Description
Creator
Francis Towne (1739 - 1816)
Title(s)
  • A View at Ambleside, near Sir Michael Fleming’s on the Road to Keswick
  • View at Ambleside
  • Ambleside
  • At Ambleside
Date
1786
Medium
Pencil, pen and brown ink, watercolour with gum
Dimensions
  • image width 157mm,
  • image length 475mm
Support
two sheets
Mount
mounted by the artist on paper watermarked “CURTEIS & SON”
Inscription
  • sheet, recto, lower left
  • “No.3 F.Towne / delt. [“1786” scratched out]”
Inscription
  • artist's mount, verso
  • “No3 / A View at Ambleside in Westmorland near Sir Michael Flemings in the road to Keswick drawn on the spot by Francis Towne. / [erasure]”
  • with “A View [...] Towne” on three separate lines
Object Type
Watercolour

Collection
Catalogue Number
FT457
Description Sources
Examination; Museum records (image)

Provenance

Bequeathed by the artist in 1816 to James White of Exeter (1744–1825), on whose death it passed to Towne’s residuary legatee John Herman Merivale (1779–1844) and his successors. Merivale’s granddaughter Emily Harriet Buckingham (1853–1923) inherited the drawing in 1915 and by 1929 it was in the collection of Herbert Powell, who in that year gave it in trust to the National Art Collections Fund, which presented it in 1967 to the current owner, the Tate Gallery (T01019). This is presumably the View at Ambleside that on 6 March 1922 Emily Buckingham sold to Agnew’s (no.10123) for £45 and that (on 27 February 1922 according to Agnew’s) Colonel F. A. Powell(?) purchased there for £65.
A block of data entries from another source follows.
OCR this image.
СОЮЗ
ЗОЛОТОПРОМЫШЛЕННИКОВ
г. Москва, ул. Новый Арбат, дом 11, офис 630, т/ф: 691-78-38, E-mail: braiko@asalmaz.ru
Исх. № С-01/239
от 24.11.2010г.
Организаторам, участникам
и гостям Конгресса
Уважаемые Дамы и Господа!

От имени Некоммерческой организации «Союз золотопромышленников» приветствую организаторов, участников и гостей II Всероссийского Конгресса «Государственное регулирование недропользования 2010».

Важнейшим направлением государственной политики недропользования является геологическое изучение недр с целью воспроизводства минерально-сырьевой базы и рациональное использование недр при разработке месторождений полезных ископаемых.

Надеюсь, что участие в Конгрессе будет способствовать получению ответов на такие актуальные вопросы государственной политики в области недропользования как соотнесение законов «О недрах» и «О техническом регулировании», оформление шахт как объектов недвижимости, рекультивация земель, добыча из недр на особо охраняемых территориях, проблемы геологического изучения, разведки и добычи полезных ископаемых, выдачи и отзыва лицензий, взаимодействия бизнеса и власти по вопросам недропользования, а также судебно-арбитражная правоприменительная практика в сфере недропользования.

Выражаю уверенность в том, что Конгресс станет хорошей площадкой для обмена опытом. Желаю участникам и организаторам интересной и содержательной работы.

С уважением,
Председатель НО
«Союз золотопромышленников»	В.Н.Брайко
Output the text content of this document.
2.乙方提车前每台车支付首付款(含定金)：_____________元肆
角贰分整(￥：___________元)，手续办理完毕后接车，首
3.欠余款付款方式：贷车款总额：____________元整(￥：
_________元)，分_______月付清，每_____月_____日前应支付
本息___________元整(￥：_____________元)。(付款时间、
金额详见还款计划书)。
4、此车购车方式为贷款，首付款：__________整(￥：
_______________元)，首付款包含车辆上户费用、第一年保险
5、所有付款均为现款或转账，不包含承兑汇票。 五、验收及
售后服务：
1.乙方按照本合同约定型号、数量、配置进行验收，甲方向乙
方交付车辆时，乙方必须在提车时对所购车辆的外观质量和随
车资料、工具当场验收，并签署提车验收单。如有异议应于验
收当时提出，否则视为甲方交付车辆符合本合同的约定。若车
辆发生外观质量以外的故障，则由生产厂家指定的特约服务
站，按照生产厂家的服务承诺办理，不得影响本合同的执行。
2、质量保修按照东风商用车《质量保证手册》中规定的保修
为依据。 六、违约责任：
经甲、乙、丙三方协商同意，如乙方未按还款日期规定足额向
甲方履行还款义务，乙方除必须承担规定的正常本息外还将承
Associated People & Organisations

Tate, London, 1967, T01019
National Art Collections Fund, 1929
Herbert Powell
Thomas Agnew & Sons, London, 6 March 1922, GBP 45, no.10123
Emily Harriet Buckingham (1853 - 1923), 1915
John Herman Merivale (1779 - 1844), 1825
James White (1744 - 1825), Exeter, 1816
Exhibition History
[?] Exhibition of Original Drawings at the Gallery, No.20 Lower Brook Street, Grosvenor Square, 20 Lower Brook Street, 1805, no. 67 as 'Ambleside', or 75, 83 or 91 as 'At Ambleside'
[?] Exhibition of Selected Watercolour Drawings by Artists of the Early English School, Thomas Agnew & Sons, 1922, no. 77 as 'Ambleside 1786'
National Art Collections Fund Travelling Trust, 1930, no. 122
Viewfinders, Abbot Hall Art Gallery, 1980, no. 62
Bibliography
Adrian Bury, Francis Towne - Lone Star of Water-Colour Painting, Charles Skilton: London, 1962, p. 139

Comment

This is a view on the road north to Keswick, near the village of Rydal, about a mile beyond Ambleside. Nab Scar is the mountain on the right, and Loughrigg is on the left; Rydal Beck is the stream in the mid-ground. Towne’s inscription refers to Rydal Hall, the seat of Sir Michael le Fleming, 4th Bt (1748–1806), who remodelled the house and in whose grounds Towne sketched (see FT460, FT463, FT474, FT478).